CI width is inversely proportional to $\sqrt{n}$. To halve the width of a CI, you need 4× the sample size.

6.2 Practical Implication

Metric	Weekly Sample	CI Width	Desired Width	Required Sample
Hallucination rate (audit)	200	±2.1%	±1.0%	~880
Intent accuracy (sample check)	200	±4.3%	±2.0%	~920
CSAT score	500	±0.08	±0.04	~2,000

This analysis drove the decision to scale up weekly audit sample sizes for metrics where CI width was too large to support reliable decisions.

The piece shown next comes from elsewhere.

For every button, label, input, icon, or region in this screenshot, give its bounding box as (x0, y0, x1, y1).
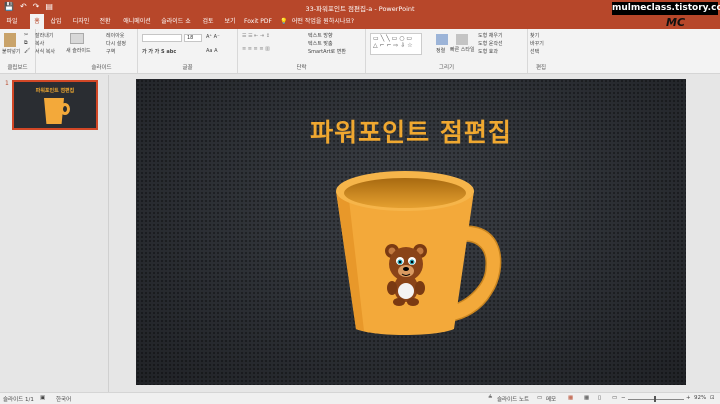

7. How CIs Appeared on Dashboards

Metric dashboards in MangaAssist always displayed confidence intervals as:

Error bars on bar charts comparing baseline vs. candidate
Shaded bands on time-series trend lines
Range columns in weekly report tables

The rule was: Never report a point estimate without its CI. A conversion rate of 9.4% is not useful to stakeholders without knowing whether the CI is [4%, 14%] (uninformative) or [9.2%, 9.6%] (precise).

8. Summary

CI Type	MangaAssist Use Case	Primary Library
Proportion CI	Escalation rate, hallucination rate, conversion rate	`statsmodels.stats.proportion.proportion_confint()`
Mean CI	Latency, token count, revenue per session, CSAT	`scipy.stats.t.interval()`
Difference of proportions CI	A/B test conversion lift, canary rate deltas	Manual formula with `numpy`
Difference of means CI	Latency comparison, AOV lift	`scipy.stats.ttest_ind()` (returns CI in newer versions)
Bootstrap CI	BERTScore, NDCG, skewed revenue	`scipy.stats.bootstrap()`